A new Datrium DVX customer, the NFL's San Francisco 49ers, buys into the vendor's HCI story. Jim Bartholomew, the 49ers IT director, said the football team collapsed eight storage platforms into one when it installed eight DVX Compute Nodes and eight DVX Data Nodes. It will also replace its servers and perhaps traditional backup with DVX, 49ers VP of corporate partnerships Brent Schoeb said.

"The problem was, we had three storage vendors and always had to go to a different one for support," Bartholomew said.

Schoeb said the team stores its coaching and scouting video on Datrium DVX, as well as all of the video created for its website and historical archives.

"We were fragmented before," Schoeb said of the team's IT setup. "Datrium made it easy to consolidate our legacy storage partners. We rolled it all up into one."

Datrium DVX units in the 49ers' data center.
The NFL's San Francisco 49ers make an end run around established storage vendors by taking a shot with startup Datrium.

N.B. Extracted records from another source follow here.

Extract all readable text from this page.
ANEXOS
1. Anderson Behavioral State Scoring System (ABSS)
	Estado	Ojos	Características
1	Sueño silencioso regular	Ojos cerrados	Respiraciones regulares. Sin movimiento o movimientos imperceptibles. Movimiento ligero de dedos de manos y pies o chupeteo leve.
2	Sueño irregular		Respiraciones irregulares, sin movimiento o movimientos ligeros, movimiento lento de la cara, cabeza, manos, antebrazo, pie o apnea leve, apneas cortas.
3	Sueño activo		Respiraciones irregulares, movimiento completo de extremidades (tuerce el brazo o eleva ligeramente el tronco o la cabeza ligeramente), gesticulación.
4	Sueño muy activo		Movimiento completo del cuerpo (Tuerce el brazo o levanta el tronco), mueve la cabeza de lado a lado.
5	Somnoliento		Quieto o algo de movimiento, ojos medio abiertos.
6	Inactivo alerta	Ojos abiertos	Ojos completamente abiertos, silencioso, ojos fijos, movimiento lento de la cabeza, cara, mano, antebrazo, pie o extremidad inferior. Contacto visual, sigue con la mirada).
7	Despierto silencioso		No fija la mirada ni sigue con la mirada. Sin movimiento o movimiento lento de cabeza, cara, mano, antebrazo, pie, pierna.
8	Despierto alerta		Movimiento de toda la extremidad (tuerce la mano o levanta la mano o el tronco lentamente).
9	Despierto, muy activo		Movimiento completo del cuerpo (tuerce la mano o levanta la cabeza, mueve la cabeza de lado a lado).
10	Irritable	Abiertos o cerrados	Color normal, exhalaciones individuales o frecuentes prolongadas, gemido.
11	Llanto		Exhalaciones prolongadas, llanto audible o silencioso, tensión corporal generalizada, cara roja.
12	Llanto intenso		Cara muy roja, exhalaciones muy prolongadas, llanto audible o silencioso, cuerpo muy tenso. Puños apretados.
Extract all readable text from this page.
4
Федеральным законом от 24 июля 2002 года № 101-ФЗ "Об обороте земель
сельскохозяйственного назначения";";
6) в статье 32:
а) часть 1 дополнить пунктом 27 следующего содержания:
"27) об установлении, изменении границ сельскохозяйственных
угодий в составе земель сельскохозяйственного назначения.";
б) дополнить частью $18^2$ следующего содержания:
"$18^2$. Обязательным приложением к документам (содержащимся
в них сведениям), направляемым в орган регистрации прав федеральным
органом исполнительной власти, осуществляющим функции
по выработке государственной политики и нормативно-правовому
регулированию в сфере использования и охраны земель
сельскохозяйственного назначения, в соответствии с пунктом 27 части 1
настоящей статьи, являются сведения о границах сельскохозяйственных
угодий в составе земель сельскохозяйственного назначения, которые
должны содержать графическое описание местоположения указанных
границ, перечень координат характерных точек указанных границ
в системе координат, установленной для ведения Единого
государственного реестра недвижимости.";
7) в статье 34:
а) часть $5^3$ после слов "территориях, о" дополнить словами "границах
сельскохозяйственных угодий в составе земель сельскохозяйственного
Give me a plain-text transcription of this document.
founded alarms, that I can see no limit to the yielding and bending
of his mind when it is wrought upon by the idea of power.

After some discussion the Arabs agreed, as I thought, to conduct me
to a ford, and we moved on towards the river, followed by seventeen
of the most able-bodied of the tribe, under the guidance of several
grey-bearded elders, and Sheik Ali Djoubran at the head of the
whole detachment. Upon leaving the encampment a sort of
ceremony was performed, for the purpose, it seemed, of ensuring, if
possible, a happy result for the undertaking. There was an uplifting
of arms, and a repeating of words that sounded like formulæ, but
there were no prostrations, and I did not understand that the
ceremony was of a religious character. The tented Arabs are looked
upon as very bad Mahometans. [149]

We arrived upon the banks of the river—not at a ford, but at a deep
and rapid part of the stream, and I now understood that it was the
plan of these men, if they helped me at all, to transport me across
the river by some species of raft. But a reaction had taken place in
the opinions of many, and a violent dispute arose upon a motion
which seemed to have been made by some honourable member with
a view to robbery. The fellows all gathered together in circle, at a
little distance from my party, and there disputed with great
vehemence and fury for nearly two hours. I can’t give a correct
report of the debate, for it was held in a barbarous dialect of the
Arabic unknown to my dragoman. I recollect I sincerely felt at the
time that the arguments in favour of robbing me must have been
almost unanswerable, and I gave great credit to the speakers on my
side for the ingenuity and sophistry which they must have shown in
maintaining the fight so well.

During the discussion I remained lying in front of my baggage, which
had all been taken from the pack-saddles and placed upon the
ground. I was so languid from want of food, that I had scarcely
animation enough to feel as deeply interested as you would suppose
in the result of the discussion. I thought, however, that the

Roadmap: Multi-cloud support for backup, DR

Datrium parrots the mantra from HCI pioneer Nutanix and others that its goal is to manage data from any application wherever it resides on premises or across clouds.

Datrium is building out its scale-out backup features for secondary storage. Datrium DVX includes read on write snapshots, deduplication, inline erasure coding and a built-in backup catalog called Snapstore.

Another Datrium founder, CTO Sazzala Reddy, said the roadmap calls for integrating cloud support for data protection and disaster recovery. Datrium added support for AWS backup with Cloud DVX last fall, and is working on support for VMware Cloud on AWS and Microsoft Azure.

"We want to go where the data is," Reddy said. "We want to move to a place where you can move any application to any cloud you want, protect it any way you want, and manage it all in the data center."

New CEO: Datrium's ready to pivot

Page helped build out the sales organization as COO at VCE, the EMC-Cisco-VMware joint venture that sold Vblock converged infrastructure systems. He will rebuild the sales structure at DVX, shifting the focus from SMB and midmarket customers to the enterprise.

DVX executives claim they have hundreds of customers and hope to hit 1,000 by the end of 2018, although that goal is likely overambitious. The startup is far from profitable, and will require more than the $110 million in funding it has raised. Industry sources say Datrium already has about $40 million in venture funding lined up for a D round, and is seeking strategic partners before disclosing the round. Datrium has around 200 employees.

"Datrium's at an interesting point," Page said of his new company. "They're getting ready to pivot in a hyper-growth space now into the enterprise. What we didn't have was an enterprise sales motion -- it's different selling into the Nimble, Tintri, Nutanix midmarket world. It's hard to port anyone from that motion into the enterprise motion. We're going to get into that growth phase, and make sure we do it right."

Biles said he is following the same model as in his previous company, Data Domain. The backup deduplication pioneer took off after bringing Frank Slootman in as CEO during its early days of shipping products in 2003. Data Domain became a public company in 2007, and EMC acquired it for $2.1 billion two years later.

"I knew a lot less then than I know now, but I know there are many better CEOs than me," Biles said. "Customer opportunities are much bigger than they used to be, and the sales cycle is much bigger than our team was equipped for. We needed to do a spinal transplant. There's a bunch of things to deal with as you get to hundreds of employees and a lot of demanding customers. My training is on the product side."